Tenuta di Procoio, archeologia

Procoio itinerario archeologico
La campagna romana a Ostia Antica 

Appuntamento:  Cimitero di Ostia Antica.
Contributo: euro 7,  under 18 5 euro

Si può anche arrivare facilmente con il trenino scendendo alla fermata di Ostia Antica, il punto di partenza si trova a circa 500 metri dalla fermata.
L’itinerario, che si svolge in gran parte su sentieri non asfaltati, attraversa un tratto di campagna passando accanto ai casali agricoli, i procoi da cui l’area prende il nome, e si raggiunge la Pineta di Procoio. La pineta con la relativa area coltivata è vasta circa 350 ettari dei quali 130 coltivati e 200 di pineta e macchia mediterranea, e si estende a nord dell’abitato di Ostia fino alla via di Castel Fusano.
Grande importanza riveste l’aspetto archeologico e storico della zona.
La visita parte dalla piccola Chiesa di S.Ercolano (non visitabile), sorta su resti antichi e dedicata ad un martire cristiano del III sec d.c. La Chiesetta ospita un ossario con i resti dei Ravennati e le sepolture di importanti archeologi che hanno contribuito alla scoperta di Ostia Antica.
Anche il limitrofo Cimitero ospita tombe di personalità di grande importanza per il territorio ostiense.
Proseguendo il percorso lungo via di Pianabella potremo ricostruire l’assetto in epoca romana del territorio a sud della città di Ostia, un’immensa area cimiteriale, dove sorse anche una grande Basilica paleocristiana.

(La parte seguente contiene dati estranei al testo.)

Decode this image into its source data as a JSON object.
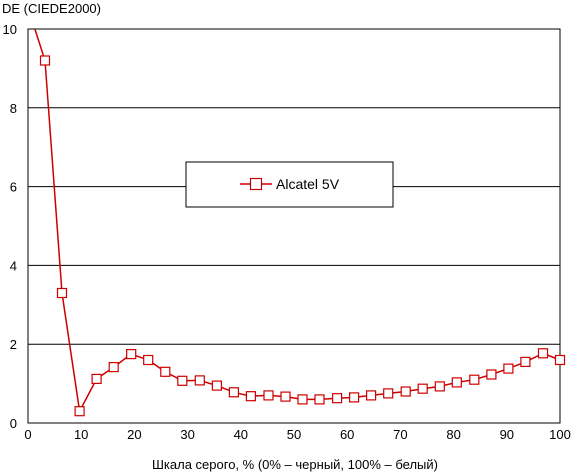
{
  "chart_data": {
    "type": "line",
    "ylabel": "DE (CIEDE2000)",
    "xlabel": "Шкала серого, % (0% – черный, 100% – белый)",
    "xlim": [
      0,
      100
    ],
    "ylim": [
      0,
      10
    ],
    "xticks": [
      0,
      10,
      20,
      30,
      40,
      50,
      60,
      70,
      80,
      90,
      100
    ],
    "yticks": [
      0,
      2,
      4,
      6,
      8,
      10
    ],
    "grid": "horizontal",
    "legend_position": "center-left",
    "series": [
      {
        "name": "Alcatel 5V",
        "color": "#cc0000",
        "marker": "square",
        "line_start": [
          1.3,
          10
        ],
        "x": [
          3.2,
          6.4,
          9.7,
          12.9,
          16.1,
          19.4,
          22.6,
          25.8,
          29.0,
          32.3,
          35.5,
          38.7,
          41.9,
          45.2,
          48.4,
          51.6,
          54.8,
          58.1,
          61.3,
          64.5,
          67.7,
          71.0,
          74.2,
          77.4,
          80.6,
          83.9,
          87.1,
          90.3,
          93.5,
          96.8,
          100
        ],
        "y": [
          9.2,
          3.3,
          0.3,
          1.12,
          1.42,
          1.75,
          1.6,
          1.3,
          1.07,
          1.08,
          0.95,
          0.78,
          0.68,
          0.7,
          0.67,
          0.6,
          0.6,
          0.63,
          0.65,
          0.7,
          0.75,
          0.8,
          0.87,
          0.93,
          1.03,
          1.1,
          1.23,
          1.38,
          1.55,
          1.77,
          1.6
        ]
      }
    ]
  }
}
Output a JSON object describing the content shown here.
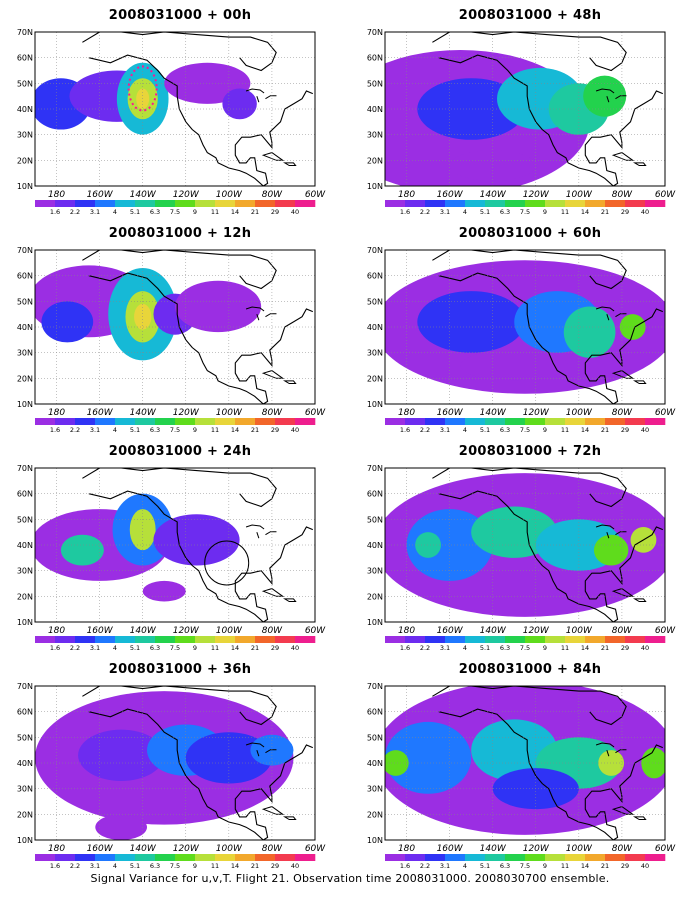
{
  "footer": "Signal Variance for u,v,T. Flight 21. Observation time 2008031000. 2008030700 ensemble.",
  "axes": {
    "y_labels": [
      "70N",
      "60N",
      "50N",
      "40N",
      "30N",
      "20N",
      "10N"
    ],
    "x_labels": [
      "180",
      "160W",
      "140W",
      "120W",
      "100W",
      "80W",
      "60W"
    ]
  },
  "colorbar": {
    "labels": [
      "1.6",
      "2.2",
      "3.1",
      "4",
      "5.1",
      "6.3",
      "7.5",
      "9",
      "11",
      "14",
      "21",
      "29",
      "40"
    ],
    "colors": [
      "#9b2ee3",
      "#6d2cf0",
      "#2f33f5",
      "#1f78ff",
      "#16b9d6",
      "#1ec9a0",
      "#23d24d",
      "#5fdc1c",
      "#b6e03a",
      "#e8d53a",
      "#f2a82c",
      "#f2662a",
      "#f33b4f",
      "#ee1e8e"
    ]
  },
  "panels": [
    {
      "title": "2008031000 + 00h"
    },
    {
      "title": "2008031000 + 48h"
    },
    {
      "title": "2008031000 + 12h"
    },
    {
      "title": "2008031000 + 60h"
    },
    {
      "title": "2008031000 + 24h"
    },
    {
      "title": "2008031000 + 72h"
    },
    {
      "title": "2008031000 + 36h"
    },
    {
      "title": "2008031000 + 84h"
    }
  ]
}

Ma il territorio offre anche altri spunti per raccontare la storia più recente: i canali della Bonifica, risalenti alla fine dell’800 e un bunker relativo alle operazioni belliche del ’43/ ’44.
L’itinerario continua in direzione della Pineta, costeggiando una vasta area vincolata e recintata, dove si intravedono cospicui resti di epoca romana di edifici sorti tra la via Severiana (la via litoranea che collegava i porti di Claudio e Traiano ed arrivava fino a Terracina) e la linea di costa anticamente molto più arretrata rispetto a quella attuale.
Ben conservata è una villa con annesso un piccolo impianto termale, mentre più oltre si possono osservare i resti di un muro lungo circa 160 metri, alto 2 con 39 contrafforti, di cui non è ancora chiara la funzione.